His mother now approaches him and bends over, resting her hand on his forehead. “Amir, you don’t have a fever. Does your stomach hurt?”
He doesn’t answer her.
“Amir, are you okay?” she asks gently.
My ass hurts! My ass! Amir wants to shout. You didn’t even ask why I was jamming a knife in your mattress. You didn’t even think to ask! But Amir doesn’t answer her questions of concern, only brushes her hand away and runs into his room, then slams the door shut.
From there, he can hear his father comforting her. “Haifa, it’s all right. He’s a teenager. Almost fifteen! You can’t baby him forever.” Then Amir listens in his room for their fading footsteps. After, he rushes to the balcony and watches them walk together – his mother, father and brother, smiling at each other and almost forgetting about him until his mother turns around and glances up towards the apartment. He ducks out of the way, returns to his room and falls back on his bed, staring up at the ceiling. Minutes later, he closes his eyes and falls asleep. He dreams about Walid. He’s thrusting violently inside Amir, breaking every part of his small body. Throughout the whole ordeal, the boy prays silently to God to make it stop but the man keeps jabbing his cock in his rectum, harder, faster. He drools on the sheets, almost chokes on his spit. He prays again. But God doesn’t listen. Maybe he can’t hear Amir over the car bombs and dying people of this beautiful but torn city called Beirut. He’s being raped on his parents’ bed, a place where they consummate their relationship over and over. Even after arguments about money and about their sons they retire to this room and make love. They argue mostly about me, Amir thinks. Because he’s trouble, as his mother continually says. The bedsprings creak. Walid keeps moving. He’s groaning too. And Amir wonders if it’ll ever stop. When he was younger, he remembers hearing these sounds late at night and after the rape he knew what made them. His mother’s and father’s bodies pressed together. His father’s cock inside his mother. Sometimes he’d hear moans escaping his mother’s throat and he’d want to rush inside their bedroom and see if she was okay but he never did. Afraid he’d get in more trouble. He’d imagine her shouting, “Get out of here! You’re trouble and always will be. Get out, kalb.” Dog. He feels like a dirty dog. Like the ones he’s seen wandering the crumbled streets of Beirut. Emaciated. Filthy. Searching for days or weeks for their owners who lie under the ruins of an explosion. At last Walid quakes and falls on Amir’s back, the man’s hot breath on the nape of the boy’s neck. He remembers staring across at the wall and seeing Walid’s shadow on top of his. Now Amir startles and wakes suddenly.

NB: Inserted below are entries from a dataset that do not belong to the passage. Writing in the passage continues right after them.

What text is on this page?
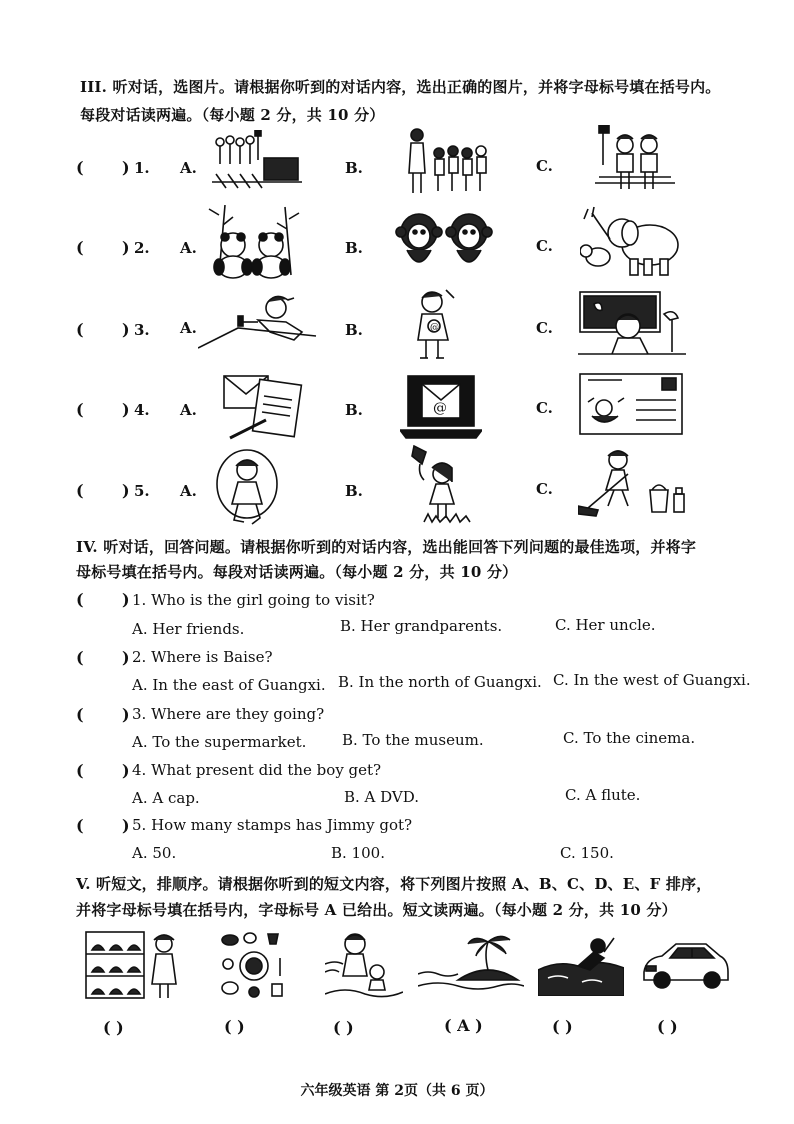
III. 听对话，选图片。请根据你听到的对话内容，选出正确的图片，并将字母标号填在括号内。
每段对话读两遍。（每小题 2 分，共 10 分）
( ) 1. A.	B.	C.
( ) 2. A.	B.	C.
( ) 3. A.	B.	C.
@
( ) 4. A.	B.	C.
@
( ) 5. A.	B.	C.
IV. 听对话，回答问题。请根据你听到的对话内容，选出能回答下列问题的最佳选项，并将字
母标号填在括号内。每段对话读两遍。（每小题 2 分，共 10 分）
( ) 1. Who is the girl going to visit?
A. Her friends.	B. Her grandparents.	C. Her uncle.
( ) 2. Where is Baise?
A. In the east of Guangxi. B. In the north of Guangxi. C. In the west of Guangxi.
( ) 3. Where are they going?
A. To the supermarket. B. To the museum.	C. To the cinema.
( ) 4. What present did the boy get?
A. A cap.	B. A DVD.	C. A flute.
( ) 5. How many stamps has Jimmy got?
A. 50.	B. 100.	C. 150.
V. 听短文，排顺序。请根据你听到的短文内容，将下列图片按照 A、B、C、D、E、F 排序，
并将字母标号填在括号内，字母标号 A 已给出。短文读两遍。（每小题 2 分，共 10 分）
( )	( )	( )	( A )	( )	( )
六年级英语 第 2页（共 6 页）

He gets out of bed and walks to the balcony, where he tips against the railing. The sky is clear today; it is not laden with smoke or clouds. Then he leans a bit more until his upper body is so close over the edge that if he wanted to, he could do a somersault and land on the roof of a parked car. Sometimes he has these moments in which death seems the only way for him to escape the nightmares, the thumping sound of the headboard against the bedroom wall, Walid’s cock splitting his rectum until he shuddered and Amir cried like a lamb between a butcher’s hands. Now he closes his eyes and covers his ears; he doesn’t want to hear the sound of slaughter. Seconds later, he opens his eyes, slumps on a plastic chair, lowers his head in his hands and prays that someday he’ll leave this place and all the memories that keep him awake rather than letting him have a night full of sweet dreams and moonlight.